In the few years he was with the family company, Fastbinder had never before waited for his father to finish a meeting.

“He requires that you make a study of this document,” said his father’s assistant as she handed him a leather-bound book. Fastbinder took the book, then glared at the assistant, who shrugged and poked at the bridge of her glasses. “This is what he said.” She went back to her desk.

Fastbinder began reading the book. The History of Fastbinder Machine Werks Through A.D. 1975, published by the company on its half-century anniversary. Fastbinder had read it before, when he was a teenager, and had done so under duress, and he knew most of this history anyway. His father talked about the company history at the dinner table, incessantly, as if he thought somebody besides him cared.

After an hour, Jacob Fastbinder III was allowed in to see his father, who was not in a meeting at all. “How was your reading?” asked Jacob Fastbinder II.

“Dry as stale bread,” his son complained. “The only amusement I received from it was finding important gaps in the history. For example, there was another World War. A second one, after the first one.

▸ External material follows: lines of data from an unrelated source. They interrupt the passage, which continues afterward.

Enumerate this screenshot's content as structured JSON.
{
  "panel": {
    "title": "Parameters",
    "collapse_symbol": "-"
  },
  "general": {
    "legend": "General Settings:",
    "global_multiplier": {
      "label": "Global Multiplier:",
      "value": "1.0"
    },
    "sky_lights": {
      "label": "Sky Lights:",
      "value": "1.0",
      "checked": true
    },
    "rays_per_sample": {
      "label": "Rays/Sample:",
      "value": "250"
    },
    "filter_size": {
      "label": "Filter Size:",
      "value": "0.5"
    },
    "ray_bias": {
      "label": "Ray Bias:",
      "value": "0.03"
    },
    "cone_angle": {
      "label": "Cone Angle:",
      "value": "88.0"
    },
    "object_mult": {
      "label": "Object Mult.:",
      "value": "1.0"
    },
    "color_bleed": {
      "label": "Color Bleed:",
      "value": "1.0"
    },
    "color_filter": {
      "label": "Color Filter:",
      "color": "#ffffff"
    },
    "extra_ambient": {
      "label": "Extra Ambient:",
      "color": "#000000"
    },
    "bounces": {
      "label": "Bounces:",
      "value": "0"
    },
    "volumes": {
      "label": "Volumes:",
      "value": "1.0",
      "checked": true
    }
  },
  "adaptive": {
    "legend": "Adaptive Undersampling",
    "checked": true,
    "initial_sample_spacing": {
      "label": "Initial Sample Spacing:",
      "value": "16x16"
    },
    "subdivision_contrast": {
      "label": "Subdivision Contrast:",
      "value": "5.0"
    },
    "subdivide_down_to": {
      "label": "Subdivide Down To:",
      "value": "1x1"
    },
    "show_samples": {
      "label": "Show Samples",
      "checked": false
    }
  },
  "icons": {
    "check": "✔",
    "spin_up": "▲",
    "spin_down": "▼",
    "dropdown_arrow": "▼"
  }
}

It was in the forties, I believe, and my understanding is that Germany played a part.”

His father was not amused. “You are a smartmouthed punk.”

“I’m exaggerating, of course. There’s a whole quarter of a chapter devoted to the Second World War, but not one use of the word ‘Nazi’. Quite skillful of the author.”

“And necessary. But did you learn anything new, Jacob?”

For an answer, the younger Fastbinder sneered and dropped the book with a thump on the oak-and-glass table in front of his father’s overstuffed sofa, then dropped himself in the sofa. “What’s this about. Father.”

“History.”

“I mean, this meeting,” the younger Fastbinder said.

“So do I.” His father turned, clasped his hands behind his back and began to pace the office somberly. “We are here to discuss history, and your place in it.”

“I hope I never become one of the lifeless slugs who fill the pages of that piece of trash.”

The elder Fastbinder nodded as he walked. “Nor do I. But that is not the true and complete history of this company, as you observed, Jacob. There is more to the story.”

“Yes. Nazis, for example.”

“There is more than that. More than even you know. More than I knew until I was a grown man.” He stopped and glared from under his lowered brows at his one and only son. “The Fastbinder patriarchy has its secrets.”

The younger Fastbinder was interested now, but tried not to show it. “Such as?”

His father resumed pacing. “I have been weighing this decision, whether it is time to tell you about all this. You are not yet ready for this knowledge. You have an immature disposition, a recklessness, a disregard for propriety. But I am forced into this by certain unforeseen events.”